NSW has a problem with alcohol. Drinking is so entrenched in our culture that we tend to shrug our shoulders, even when confronted with the truth about the harm caused.
The range of alcohol-related harm is colossal: death, injury, disease, violence, lost productivity, suicide, child neglect. In the lead up to the 2019 NSW election, it’s time to recognise the full breadth and extent of alcohol harm across the entire state of NSW.
Every day in NSW, alcohol is responsible for more than 40 emergency department presentations, 137 hospitalisations and four deaths. Alcoholic products cause a significant proportion of preventable chronic disease in NSW, including 18.4 per cent of cancer deaths in men and 11.2 per cent in women.
Alcohol is also a significant contributor to horrific instances of family and domestic violence and child neglect.

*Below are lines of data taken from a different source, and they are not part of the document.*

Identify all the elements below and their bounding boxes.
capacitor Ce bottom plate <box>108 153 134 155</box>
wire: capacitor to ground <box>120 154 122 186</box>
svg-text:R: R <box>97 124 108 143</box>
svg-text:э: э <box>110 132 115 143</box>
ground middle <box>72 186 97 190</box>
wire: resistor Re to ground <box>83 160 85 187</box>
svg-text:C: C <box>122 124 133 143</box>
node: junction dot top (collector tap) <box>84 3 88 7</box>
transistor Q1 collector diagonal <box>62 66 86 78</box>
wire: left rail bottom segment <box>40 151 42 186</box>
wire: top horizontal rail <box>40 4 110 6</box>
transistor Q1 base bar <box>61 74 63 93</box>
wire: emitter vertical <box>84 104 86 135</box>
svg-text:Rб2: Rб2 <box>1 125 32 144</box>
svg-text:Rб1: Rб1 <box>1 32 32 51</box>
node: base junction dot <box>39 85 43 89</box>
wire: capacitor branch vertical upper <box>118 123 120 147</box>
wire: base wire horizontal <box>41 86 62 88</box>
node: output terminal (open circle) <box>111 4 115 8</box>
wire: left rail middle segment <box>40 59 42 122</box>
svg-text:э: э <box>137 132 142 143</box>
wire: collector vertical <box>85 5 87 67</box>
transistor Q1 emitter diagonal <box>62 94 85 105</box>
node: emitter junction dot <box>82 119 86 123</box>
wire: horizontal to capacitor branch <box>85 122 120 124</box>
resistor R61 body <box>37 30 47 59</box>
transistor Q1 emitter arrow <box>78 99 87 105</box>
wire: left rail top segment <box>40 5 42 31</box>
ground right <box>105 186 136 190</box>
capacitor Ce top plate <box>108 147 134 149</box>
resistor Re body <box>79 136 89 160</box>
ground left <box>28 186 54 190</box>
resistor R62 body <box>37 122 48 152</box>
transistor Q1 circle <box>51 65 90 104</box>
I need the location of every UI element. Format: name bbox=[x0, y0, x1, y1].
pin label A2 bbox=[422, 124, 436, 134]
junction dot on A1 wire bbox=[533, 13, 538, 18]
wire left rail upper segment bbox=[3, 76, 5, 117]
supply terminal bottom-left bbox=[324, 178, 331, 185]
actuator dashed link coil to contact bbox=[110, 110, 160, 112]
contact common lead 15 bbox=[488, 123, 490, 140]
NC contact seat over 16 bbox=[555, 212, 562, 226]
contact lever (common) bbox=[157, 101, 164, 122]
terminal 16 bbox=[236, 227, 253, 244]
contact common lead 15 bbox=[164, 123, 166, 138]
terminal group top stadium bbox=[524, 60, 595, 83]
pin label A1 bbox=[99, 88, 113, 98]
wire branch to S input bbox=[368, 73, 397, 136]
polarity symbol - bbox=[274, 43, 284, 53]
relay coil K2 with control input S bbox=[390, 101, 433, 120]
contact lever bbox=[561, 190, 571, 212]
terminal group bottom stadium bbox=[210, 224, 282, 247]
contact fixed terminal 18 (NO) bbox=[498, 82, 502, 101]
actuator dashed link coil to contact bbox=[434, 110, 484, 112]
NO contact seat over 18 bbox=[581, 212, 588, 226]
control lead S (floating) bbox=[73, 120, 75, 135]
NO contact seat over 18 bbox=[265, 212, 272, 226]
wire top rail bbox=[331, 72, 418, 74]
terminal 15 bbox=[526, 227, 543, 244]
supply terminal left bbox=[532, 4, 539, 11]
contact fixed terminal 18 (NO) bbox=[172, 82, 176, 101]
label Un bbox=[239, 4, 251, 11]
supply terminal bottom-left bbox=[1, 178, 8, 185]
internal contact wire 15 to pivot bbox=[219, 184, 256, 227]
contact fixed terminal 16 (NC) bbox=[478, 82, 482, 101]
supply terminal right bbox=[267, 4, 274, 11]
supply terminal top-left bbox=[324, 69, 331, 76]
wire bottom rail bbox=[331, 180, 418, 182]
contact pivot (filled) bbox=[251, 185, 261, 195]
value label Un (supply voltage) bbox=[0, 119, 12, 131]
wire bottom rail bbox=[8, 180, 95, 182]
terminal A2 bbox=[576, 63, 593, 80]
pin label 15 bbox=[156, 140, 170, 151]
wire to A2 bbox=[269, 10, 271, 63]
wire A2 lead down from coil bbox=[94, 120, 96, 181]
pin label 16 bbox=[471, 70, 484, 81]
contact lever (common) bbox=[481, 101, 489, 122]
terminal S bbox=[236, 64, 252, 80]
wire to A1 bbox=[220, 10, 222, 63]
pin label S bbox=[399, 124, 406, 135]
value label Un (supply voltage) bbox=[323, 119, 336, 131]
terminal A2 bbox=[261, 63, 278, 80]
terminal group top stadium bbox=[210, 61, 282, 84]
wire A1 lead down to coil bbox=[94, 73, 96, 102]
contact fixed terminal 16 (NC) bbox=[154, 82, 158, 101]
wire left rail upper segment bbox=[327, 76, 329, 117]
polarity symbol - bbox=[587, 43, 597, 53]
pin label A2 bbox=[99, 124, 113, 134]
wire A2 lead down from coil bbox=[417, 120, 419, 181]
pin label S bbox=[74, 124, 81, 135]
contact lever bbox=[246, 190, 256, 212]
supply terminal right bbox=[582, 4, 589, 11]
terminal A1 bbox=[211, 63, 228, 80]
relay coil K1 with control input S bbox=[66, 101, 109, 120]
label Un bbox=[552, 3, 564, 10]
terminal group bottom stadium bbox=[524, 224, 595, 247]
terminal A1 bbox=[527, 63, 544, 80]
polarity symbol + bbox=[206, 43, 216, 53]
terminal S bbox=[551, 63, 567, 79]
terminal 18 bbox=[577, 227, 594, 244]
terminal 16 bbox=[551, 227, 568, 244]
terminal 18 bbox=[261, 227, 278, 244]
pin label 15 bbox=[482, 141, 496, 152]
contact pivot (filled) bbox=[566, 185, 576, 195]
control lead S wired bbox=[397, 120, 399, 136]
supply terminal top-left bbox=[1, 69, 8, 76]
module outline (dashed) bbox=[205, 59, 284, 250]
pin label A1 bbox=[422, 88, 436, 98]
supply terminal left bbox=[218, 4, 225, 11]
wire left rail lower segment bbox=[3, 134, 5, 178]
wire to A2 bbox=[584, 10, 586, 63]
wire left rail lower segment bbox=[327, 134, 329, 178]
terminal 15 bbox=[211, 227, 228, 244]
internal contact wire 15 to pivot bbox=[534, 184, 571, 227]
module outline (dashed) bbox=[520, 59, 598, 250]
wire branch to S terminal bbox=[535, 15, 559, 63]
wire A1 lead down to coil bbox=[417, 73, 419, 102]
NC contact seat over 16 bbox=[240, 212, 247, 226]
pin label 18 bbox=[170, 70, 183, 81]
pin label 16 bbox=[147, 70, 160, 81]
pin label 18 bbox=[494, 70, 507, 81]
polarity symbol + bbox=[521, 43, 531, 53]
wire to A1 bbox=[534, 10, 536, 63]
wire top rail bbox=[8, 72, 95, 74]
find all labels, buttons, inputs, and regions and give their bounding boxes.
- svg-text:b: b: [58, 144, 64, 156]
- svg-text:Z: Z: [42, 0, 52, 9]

Of the 28 intimate partner homicides in NSW in one year, 18 per cent were alcohol-related.
The Auditor-General says responding to these problems costs the NSW taxpayer more than a $1billion a year.

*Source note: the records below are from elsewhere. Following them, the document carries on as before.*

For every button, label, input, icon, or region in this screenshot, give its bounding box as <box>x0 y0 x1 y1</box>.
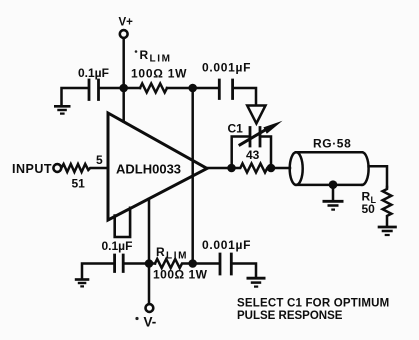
svg-text:C1: C1 <box>228 122 244 136</box>
svg-text:100Ω 1W: 100Ω 1W <box>153 268 208 282</box>
svg-text:0.001µF: 0.001µF <box>202 61 251 75</box>
svg-text:100Ω 1W: 100Ω 1W <box>131 67 187 81</box>
svg-text:INPUT: INPUT <box>12 162 52 176</box>
svg-text:PULSE RESPONSE: PULSE RESPONSE <box>237 310 343 322</box>
svg-text:51: 51 <box>72 177 86 191</box>
svg-text:SELECT C1 FOR OPTIMUM: SELECT C1 FOR OPTIMUM <box>237 298 389 310</box>
svg-text:V+: V+ <box>119 17 134 29</box>
svg-text:LIM: LIM <box>166 251 188 262</box>
svg-text:0.001µF: 0.001µF <box>202 238 251 252</box>
svg-text:0.1µF: 0.1µF <box>102 239 133 253</box>
svg-text:R: R <box>156 245 165 259</box>
svg-text:50: 50 <box>362 202 376 216</box>
svg-text:ADLH0033: ADLH0033 <box>116 162 181 177</box>
svg-text:LIM: LIM <box>150 54 172 65</box>
svg-text:43: 43 <box>246 148 260 162</box>
svg-text:RG·58: RG·58 <box>313 137 351 151</box>
svg-text:5: 5 <box>96 153 103 167</box>
svg-text:V-: V- <box>144 315 157 330</box>
svg-text:R: R <box>140 48 149 62</box>
svg-text:0.1µF: 0.1µF <box>78 66 109 80</box>
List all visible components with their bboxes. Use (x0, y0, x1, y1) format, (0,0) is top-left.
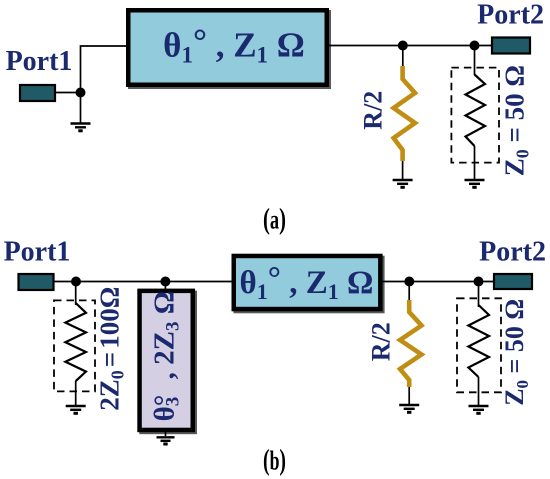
wire TL3 to ground (b) (165, 430, 167, 436)
wire node A up to TL1 input (a) (81, 46, 129, 93)
junction node G (b) (474, 277, 484, 287)
wire R/2 to ground (a) (402, 161, 404, 179)
wire Port1 to node A (a) (56, 92, 81, 94)
ground below load (b) (469, 406, 489, 413)
junction node A (a) (76, 88, 86, 98)
resistor R/2 (a) (394, 66, 415, 161)
wire node C down into load (a) (474, 46, 476, 76)
svg-text:Port2: Port2 (479, 237, 546, 268)
svg-text:Port2: Port2 (477, 0, 544, 31)
wire TL1 to node C via node B (a) (327, 45, 492, 47)
port Port1 terminal (a) (20, 85, 55, 101)
transmission line TL1 (b), theta1 Z1 (234, 256, 385, 314)
resistor Z0 load (b) (468, 305, 489, 377)
svg-text:(b): (b) (263, 444, 286, 477)
resistor R/2 (b) (400, 300, 422, 387)
svg-text:R/2: R/2 (367, 322, 396, 361)
ground below node A (a) (71, 124, 91, 131)
svg-text:Z0 = 50 Ω: Z0 = 50 Ω (500, 299, 532, 406)
ground below source load (b) (66, 406, 86, 413)
svg-text:Port1: Port1 (6, 46, 73, 77)
dashed box load Z0 (b) (457, 298, 501, 392)
port Port1 terminal (b) (19, 274, 54, 290)
stub transmission line TL3 (b), theta3 2Z3 (139, 291, 197, 435)
ground below R/2 (a) (393, 180, 413, 187)
wire source load to ground (b) (75, 381, 77, 405)
wire load resistor to ground (a) (474, 146, 476, 179)
wire node D down into source load (b) (75, 282, 77, 306)
wire node A to ground (a) (80, 93, 82, 123)
wire TL1 to Port2 via nodes F and G (b) (381, 281, 494, 283)
ground below TL3 (b) (157, 437, 175, 444)
wire node G down into load (b) (478, 282, 480, 308)
wire node B to resistor R/2 (a) (402, 46, 404, 68)
svg-text:Z0 = 50 Ω: Z0 = 50 Ω (500, 65, 533, 176)
junction node B (a) (398, 41, 408, 51)
ground below R/2 (b) (399, 405, 419, 412)
svg-text:R/2: R/2 (359, 91, 388, 130)
transmission line TL1 (a), theta1 Z1 (128, 10, 331, 89)
svg-text:(a): (a) (263, 203, 286, 236)
wire load resistor to ground (b) (478, 377, 480, 405)
wire R/2 to ground (b) (408, 387, 410, 404)
wire node E to stub TL3 (b) (164, 282, 166, 293)
resistor Z0 load (a) (466, 75, 486, 147)
svg-text:2Z0=100Ω: 2Z0=100Ω (95, 287, 128, 411)
resistor 2Z0 (b) (65, 303, 86, 381)
wire Port1 to TL2 through nodes D and E (b) (55, 281, 234, 283)
junction node E (b) (160, 277, 170, 287)
dashed box source load 2Z0 (b) (54, 300, 95, 391)
svg-text:Port1: Port1 (4, 237, 71, 268)
wire node F to resistor R/2 (b) (408, 282, 410, 302)
svg-text:θ3° , 2Z3 Ω: θ3° , 2Z3 Ω (149, 291, 184, 421)
dashed box load Z0 (a) (451, 68, 499, 163)
port Port2 terminal (b) (494, 274, 532, 289)
junction node F (b) (404, 277, 414, 287)
port Port2 terminal (a) (492, 38, 530, 54)
ground below load (a) (465, 180, 485, 187)
junction node C (a) (470, 41, 480, 51)
junction node D (b) (71, 277, 81, 287)
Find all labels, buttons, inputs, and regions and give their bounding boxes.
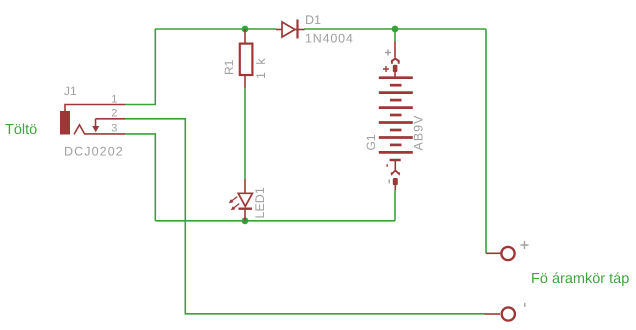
svg-text:G1: G1 xyxy=(364,134,378,150)
wire pin2 net to bottom output xyxy=(125,119,485,314)
wire top horizontal net right of diode xyxy=(304,28,486,30)
svg-text:J1: J1 xyxy=(64,84,77,98)
diode D1 xyxy=(276,20,305,39)
minus mark xyxy=(524,303,526,307)
svg-text:1N4004: 1N4004 xyxy=(305,32,354,46)
terminal pad plus xyxy=(486,247,515,260)
wire pin3 net to bottom rail xyxy=(125,134,155,221)
battery G1 xyxy=(392,42,399,78)
svg-text:3: 3 xyxy=(111,123,117,135)
battery plus marks xyxy=(385,50,391,56)
resistor R1 xyxy=(240,29,253,88)
svg-text:D1: D1 xyxy=(305,13,321,27)
wire right vertical to plus terminal xyxy=(485,29,487,253)
plus mark xyxy=(521,241,529,249)
junction dot at battery top xyxy=(392,26,399,33)
svg-text:LED1: LED1 xyxy=(253,187,267,218)
battery bottom terminal xyxy=(390,160,401,190)
junction dot at resistor top xyxy=(242,26,249,33)
svg-text:1: 1 xyxy=(111,93,117,105)
svg-text:Töltö: Töltö xyxy=(5,122,37,138)
svg-text:DCJ0202: DCJ0202 xyxy=(64,145,124,159)
svg-text:Fö áramkör táp: Fö áramkör táp xyxy=(531,271,629,287)
svg-text:AB9V: AB9V xyxy=(412,115,426,151)
wire bottom rail xyxy=(155,220,395,222)
svg-text:R1: R1 xyxy=(222,59,236,75)
junction dot at LED bottom xyxy=(242,217,249,224)
LED LED1 xyxy=(229,179,253,221)
wire top horizontal net left of diode xyxy=(155,28,277,30)
battery minus marks xyxy=(386,164,388,167)
battery plates xyxy=(379,78,413,153)
svg-text:2: 2 xyxy=(111,108,117,120)
wire battery top xyxy=(394,29,396,42)
wire battery bottom xyxy=(394,190,396,220)
wire resistor to LED xyxy=(244,88,246,179)
connector J1 xyxy=(60,105,125,135)
wire left vertical from pin1 to top xyxy=(154,29,156,105)
svg-text:1 k: 1 k xyxy=(254,56,268,79)
wire pin1 net horizontal xyxy=(125,104,156,106)
terminal pad minus xyxy=(485,307,515,320)
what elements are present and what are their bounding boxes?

In addition to some of these health and social costs, the cost to NSW businesses from reduced productivity has been estimated by economists to be in excess of $1billion annually.
The totality of this harm can be reduced with sensible evidence-based policy interventions that continue to prioritise public health and safety; which tilts the balance in favour of the people of NSW and not the alcohol industry.

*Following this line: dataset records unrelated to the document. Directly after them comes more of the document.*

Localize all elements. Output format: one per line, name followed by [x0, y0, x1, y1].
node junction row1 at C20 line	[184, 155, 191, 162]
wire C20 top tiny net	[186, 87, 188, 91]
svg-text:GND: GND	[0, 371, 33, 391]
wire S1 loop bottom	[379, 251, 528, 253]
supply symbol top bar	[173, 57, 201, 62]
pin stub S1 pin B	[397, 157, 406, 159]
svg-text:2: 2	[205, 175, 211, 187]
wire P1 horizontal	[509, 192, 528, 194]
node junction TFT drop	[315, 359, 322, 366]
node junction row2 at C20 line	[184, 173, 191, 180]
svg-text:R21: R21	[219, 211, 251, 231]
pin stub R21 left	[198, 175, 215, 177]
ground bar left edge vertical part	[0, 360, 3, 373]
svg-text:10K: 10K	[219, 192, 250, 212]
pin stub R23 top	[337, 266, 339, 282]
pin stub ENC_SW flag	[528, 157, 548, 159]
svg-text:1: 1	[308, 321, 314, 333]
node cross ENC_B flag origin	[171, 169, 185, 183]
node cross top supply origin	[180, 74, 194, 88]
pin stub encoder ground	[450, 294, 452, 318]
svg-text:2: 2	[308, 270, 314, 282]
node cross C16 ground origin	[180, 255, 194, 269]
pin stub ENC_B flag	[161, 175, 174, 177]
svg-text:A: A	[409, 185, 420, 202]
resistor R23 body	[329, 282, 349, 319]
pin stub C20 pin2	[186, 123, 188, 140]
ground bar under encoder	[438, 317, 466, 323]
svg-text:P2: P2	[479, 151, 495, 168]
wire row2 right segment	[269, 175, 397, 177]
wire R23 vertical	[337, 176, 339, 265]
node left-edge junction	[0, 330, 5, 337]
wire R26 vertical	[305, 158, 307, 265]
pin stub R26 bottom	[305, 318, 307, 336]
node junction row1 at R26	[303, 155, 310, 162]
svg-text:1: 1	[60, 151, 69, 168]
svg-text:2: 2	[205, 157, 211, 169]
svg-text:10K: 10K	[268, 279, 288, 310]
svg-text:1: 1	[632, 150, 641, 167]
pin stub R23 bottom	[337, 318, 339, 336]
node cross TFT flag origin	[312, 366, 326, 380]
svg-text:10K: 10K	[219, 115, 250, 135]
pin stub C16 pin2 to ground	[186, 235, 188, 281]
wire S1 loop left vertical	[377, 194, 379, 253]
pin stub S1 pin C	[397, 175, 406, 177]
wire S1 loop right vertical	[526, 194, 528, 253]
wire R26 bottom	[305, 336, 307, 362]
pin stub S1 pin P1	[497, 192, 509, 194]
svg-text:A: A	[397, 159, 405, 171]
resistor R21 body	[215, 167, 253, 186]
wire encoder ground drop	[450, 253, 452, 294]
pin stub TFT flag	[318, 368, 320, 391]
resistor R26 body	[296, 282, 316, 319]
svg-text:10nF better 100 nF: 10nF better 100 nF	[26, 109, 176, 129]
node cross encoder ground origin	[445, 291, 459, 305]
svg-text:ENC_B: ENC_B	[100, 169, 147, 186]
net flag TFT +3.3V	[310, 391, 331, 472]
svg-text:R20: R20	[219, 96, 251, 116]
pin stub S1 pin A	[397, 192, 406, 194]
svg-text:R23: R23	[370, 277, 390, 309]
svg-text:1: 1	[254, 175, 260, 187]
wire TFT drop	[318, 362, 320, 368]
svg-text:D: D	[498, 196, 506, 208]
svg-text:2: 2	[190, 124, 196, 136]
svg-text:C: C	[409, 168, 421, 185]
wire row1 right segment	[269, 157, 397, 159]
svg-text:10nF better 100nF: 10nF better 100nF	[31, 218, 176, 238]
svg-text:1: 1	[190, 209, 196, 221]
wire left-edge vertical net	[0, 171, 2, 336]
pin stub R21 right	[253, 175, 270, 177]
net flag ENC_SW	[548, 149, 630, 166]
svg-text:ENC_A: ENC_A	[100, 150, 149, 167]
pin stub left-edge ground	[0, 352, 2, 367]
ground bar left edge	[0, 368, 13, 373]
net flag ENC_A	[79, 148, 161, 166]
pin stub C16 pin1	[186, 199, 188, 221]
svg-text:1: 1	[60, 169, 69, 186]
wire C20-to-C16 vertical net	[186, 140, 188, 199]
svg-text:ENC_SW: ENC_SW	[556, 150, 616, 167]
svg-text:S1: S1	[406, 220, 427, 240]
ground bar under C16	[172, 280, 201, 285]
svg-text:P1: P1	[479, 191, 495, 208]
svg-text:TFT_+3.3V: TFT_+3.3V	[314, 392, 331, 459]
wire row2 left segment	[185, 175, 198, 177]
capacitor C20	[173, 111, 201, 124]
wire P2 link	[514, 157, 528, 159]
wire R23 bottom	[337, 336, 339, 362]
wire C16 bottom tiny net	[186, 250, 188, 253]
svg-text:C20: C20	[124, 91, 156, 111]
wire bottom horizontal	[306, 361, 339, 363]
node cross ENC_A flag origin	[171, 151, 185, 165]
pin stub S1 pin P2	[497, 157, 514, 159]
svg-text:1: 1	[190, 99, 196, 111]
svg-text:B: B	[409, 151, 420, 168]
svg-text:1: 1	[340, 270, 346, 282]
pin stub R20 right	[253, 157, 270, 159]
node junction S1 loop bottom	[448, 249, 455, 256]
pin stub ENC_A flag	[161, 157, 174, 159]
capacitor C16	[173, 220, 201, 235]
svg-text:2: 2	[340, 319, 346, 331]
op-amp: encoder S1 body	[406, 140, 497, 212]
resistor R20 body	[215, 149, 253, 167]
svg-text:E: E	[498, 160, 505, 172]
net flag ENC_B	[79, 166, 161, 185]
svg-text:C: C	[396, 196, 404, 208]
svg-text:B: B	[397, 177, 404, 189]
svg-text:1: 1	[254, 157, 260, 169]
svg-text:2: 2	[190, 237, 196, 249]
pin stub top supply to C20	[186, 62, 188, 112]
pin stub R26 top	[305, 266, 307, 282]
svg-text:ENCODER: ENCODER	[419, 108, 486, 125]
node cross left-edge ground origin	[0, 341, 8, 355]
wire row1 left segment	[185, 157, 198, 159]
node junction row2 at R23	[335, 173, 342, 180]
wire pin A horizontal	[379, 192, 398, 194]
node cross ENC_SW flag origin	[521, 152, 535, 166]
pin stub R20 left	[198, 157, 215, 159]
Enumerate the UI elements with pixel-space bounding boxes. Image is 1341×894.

There are other consequences. NSW’s regional areas continue to experience disproportionate levels of alcohol harm.
Alcohol-related domestic assaults are up to 12.1 times higher in rural and remote regions than in NSW as a whole.
Alcohol is a factor in 85 per cent of motor vehicle fatalities in rural NSW and only 17 per cent in major cities.
The next NSW government can ill-afford to forget the lessons of the past and memories of the alcohol-fuelled violence that blighted Sydney before 2014’s lock-out laws.
The political leaders who were willing to listen to scientific reason ahead of industry rhetoric and to prioritise public health and safety in Sydney above alcohol industry profits in 2014, must display the same willingness to act now and reduce the burden of alcohol harm across the entire state today.